In ‘Writers and Lovers’ favor, it does have the formidable writing talents of Lily King. She captures exactly what it must be like working in a fashionable expensive restaurant, the painstaking efforts to present the exotic menu items to the customers perfectly and the camaraderie of the restaurant workers. In the dating scenes, King captures the small nuances and the intensity or lack of intensity in her feelings about these two men. King is especially adept in relating female desire.

My whole body responds to his hand in mine.”

The desire to press up against him is on a short loop in my head.”

However after the wild and adventurous ‘Euphoria’, ‘Writers and Lovers’ was a bit of a letdown. Like its title, this novel is rather amorphous and prosaic. I did like quite a number of the scenes and attitudes of ‘Writers and Lovers’, but for me it did not quite reach the perfection of ‘Euphoria’.

 

Grade:    B

 

 

‘Euphoria’ by Lily King – A Love Triangle in the Wilds of New Guinea

‘Euphoria’ by Lily King   (2014) – 257 pages

Euphoria-198x300 (1)

‘Euphoria’ is an exciting mix of the romantic, the erotic and the intellectual, a novel not to be missed.   The novel is inspired by the field work of Margaret Mead on the island of New Guinea in the early 1930s.  It is the fictionalized story of the real-life love triangle between Margaret Mead, her husband Reo Fortune, and fellow anthropologist Gregory Bateson.  It takes place in the remote region along the Sepik River where the tribes had never encountered western civilization before.  The anthropologists are there to study the social, family, and mating habits of the tribal people.

margaret_mead This adventure story just comes alive in Lily King’s hands.  If you have ever wondered what it must have been like for Margaret Mead and her associates to travel to these remote villages and to stay there and become friends and study the people in these tribes, this is the novel for you.

The love triangle starts as these things usually do with the wife Nell (the Margaret Mead stand-in) comparing her husband unfavorably to the other man.  Her husband Fen is highly talented in some areas, but he is just too sure of himself and too impulsive. He blunders into actions which might upset the natives. He also envies his wife’s early success and is abusive, a bully. The other man Bankson is more thoughtful and questions everything he does to make sure he doesn’t unfavorably influence the study of the tribe.  Basically Bankson is more subtle and intelligent, a better anthropologist, than her husband.  Also there is a chemistry between Nell and Bankson.

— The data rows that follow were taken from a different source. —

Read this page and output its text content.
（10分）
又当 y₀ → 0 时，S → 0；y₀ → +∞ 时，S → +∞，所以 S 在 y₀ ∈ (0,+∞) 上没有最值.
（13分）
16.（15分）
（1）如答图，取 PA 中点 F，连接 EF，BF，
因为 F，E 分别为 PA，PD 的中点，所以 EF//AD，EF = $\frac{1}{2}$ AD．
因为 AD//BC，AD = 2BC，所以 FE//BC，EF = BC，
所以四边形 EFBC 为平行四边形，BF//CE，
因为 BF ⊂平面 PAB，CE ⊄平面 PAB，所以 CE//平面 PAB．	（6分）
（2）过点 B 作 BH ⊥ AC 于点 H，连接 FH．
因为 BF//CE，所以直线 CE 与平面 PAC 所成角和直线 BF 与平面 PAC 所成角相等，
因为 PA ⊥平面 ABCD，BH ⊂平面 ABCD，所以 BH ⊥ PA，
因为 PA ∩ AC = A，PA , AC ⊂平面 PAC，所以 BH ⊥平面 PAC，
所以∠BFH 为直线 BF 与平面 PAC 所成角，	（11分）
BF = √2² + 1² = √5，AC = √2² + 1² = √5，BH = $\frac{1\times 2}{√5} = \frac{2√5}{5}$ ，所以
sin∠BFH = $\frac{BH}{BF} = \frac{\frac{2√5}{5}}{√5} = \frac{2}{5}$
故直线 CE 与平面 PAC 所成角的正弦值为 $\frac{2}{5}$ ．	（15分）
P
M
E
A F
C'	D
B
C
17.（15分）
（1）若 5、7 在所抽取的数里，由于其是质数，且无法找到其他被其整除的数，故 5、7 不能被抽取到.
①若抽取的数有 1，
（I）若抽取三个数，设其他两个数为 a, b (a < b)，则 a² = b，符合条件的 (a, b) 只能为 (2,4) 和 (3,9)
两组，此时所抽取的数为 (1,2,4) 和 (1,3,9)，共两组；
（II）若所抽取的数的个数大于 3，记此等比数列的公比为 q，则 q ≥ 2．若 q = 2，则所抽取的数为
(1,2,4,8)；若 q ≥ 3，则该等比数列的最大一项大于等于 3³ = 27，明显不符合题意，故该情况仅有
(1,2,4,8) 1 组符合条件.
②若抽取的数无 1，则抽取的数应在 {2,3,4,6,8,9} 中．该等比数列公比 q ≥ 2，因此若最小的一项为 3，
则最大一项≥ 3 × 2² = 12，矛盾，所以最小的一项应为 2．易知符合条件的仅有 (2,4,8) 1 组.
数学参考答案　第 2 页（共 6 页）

 “ You know you love someone when you cannot put into words how they make you feel.”  – Margaret Mead

 What makes this type of story so fascinating is that they are there to study tribal behavior, and at the same time their own behavior is just as much a subject of interest.  The sure-handed writing of Lily King makes observing this love triangle just as interesting and exciting as the field work these anthropologists are doing.  She puts us on the scene from the very first page, and we fly through this story without a moment’s hesitation.  This is one of the best novels I’ve read this year.  We feel passionately for the characters’ ideas as well as their personal lives.   It is refreshing to read a novel about characters who are smarter than you are.

Margaret Mead

Margaret Mead

When the three anthropologists invent ‘The Grid’ of various human traits which describe differing societies, we are there.  Lily King  handles both the intellectual story and the emotional story capably.

‘Euphoria’ has been optioned to be made into a movie to be directed by Michael Apted, director of ‘Coal Miner’s Daughter’, ‘Gorillas in the Mist’, and the TV series ‘Masters of Sex’.